Since 1971, during the years when inflation was:

Farmland Prices Returned on average during those years:

Over 3%

 

+ 8.3%

Over 4%

 

+ 12.3%

Over 6%

 

+ 15.7%

Inflation comes in many forms. Food price inflation over the past decade can be directly tied to higher crop prices, which along with increasing emerging market demand, has been underpinning the current bull market in farmland prices. Considering monetary inflation, hard assets in general will appreciate to match the increased currency available in the system. Real estate is a basic hard asset, including both homes and farmland. Housing prices will have a tougher time responding to higher inflation for some time, given their oversupply and debt overhang. Farmland has no issues holding it back (other than maybe it is not starting from an especially cheap level).
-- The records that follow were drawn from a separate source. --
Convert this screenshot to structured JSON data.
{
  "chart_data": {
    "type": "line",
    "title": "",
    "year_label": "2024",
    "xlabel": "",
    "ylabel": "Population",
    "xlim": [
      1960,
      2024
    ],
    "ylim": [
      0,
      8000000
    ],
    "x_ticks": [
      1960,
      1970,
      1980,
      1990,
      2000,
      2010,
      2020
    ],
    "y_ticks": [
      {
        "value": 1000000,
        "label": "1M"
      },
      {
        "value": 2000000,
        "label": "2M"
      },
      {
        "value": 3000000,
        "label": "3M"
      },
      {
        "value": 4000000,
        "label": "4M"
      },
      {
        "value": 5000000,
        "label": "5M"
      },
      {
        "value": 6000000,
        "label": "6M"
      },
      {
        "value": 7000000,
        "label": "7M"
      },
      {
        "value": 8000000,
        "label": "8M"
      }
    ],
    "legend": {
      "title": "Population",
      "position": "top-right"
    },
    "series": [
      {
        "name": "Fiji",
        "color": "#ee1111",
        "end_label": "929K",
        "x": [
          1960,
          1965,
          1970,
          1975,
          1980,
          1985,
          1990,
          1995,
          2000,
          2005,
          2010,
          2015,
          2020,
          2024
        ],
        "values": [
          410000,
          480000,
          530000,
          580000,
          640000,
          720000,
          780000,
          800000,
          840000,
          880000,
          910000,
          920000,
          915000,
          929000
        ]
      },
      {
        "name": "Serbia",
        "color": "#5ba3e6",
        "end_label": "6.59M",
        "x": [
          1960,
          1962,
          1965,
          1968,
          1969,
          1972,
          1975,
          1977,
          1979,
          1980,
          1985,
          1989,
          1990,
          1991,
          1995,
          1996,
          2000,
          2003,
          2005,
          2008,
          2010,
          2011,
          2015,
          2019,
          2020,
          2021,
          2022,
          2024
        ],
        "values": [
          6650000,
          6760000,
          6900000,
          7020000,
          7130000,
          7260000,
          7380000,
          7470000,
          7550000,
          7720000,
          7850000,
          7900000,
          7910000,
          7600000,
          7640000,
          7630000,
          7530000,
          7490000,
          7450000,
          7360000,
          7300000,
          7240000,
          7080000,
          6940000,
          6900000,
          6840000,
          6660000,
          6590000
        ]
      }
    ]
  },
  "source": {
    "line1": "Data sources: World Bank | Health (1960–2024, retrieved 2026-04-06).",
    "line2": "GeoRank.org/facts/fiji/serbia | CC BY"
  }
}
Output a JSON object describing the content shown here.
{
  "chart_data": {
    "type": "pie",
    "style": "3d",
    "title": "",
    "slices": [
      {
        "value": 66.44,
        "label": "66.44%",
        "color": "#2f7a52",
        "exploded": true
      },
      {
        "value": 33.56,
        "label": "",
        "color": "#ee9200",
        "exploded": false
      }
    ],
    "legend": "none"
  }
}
High inflation would probably bring higher interest rates; this will be a negative for home prices but less so for farmland prices since there is little leverage in the current makeup of farmland ownership.

In conclusion, the effects of mild monetary inflation on the already elevated prices for farmland would probably be modest, but excessive inflation would very likely carry farmland prices much higher. Given that the damage to one's portfolio from high inflation is so harsh, it is better to be safe than sorry and hold some protection now (especially important for retirees to consider). Houses could be a good choice in a few years, once they have had more time to digest their supply and debt issues; gold is volatile and earns no interest so only should be held in modest amounts; farmland is maybe the best choice since it has a very bullish case now anyway based on growing emerging market demand, plus it has a shown a high probability of protecting your wealth during extreme inflationary conditions.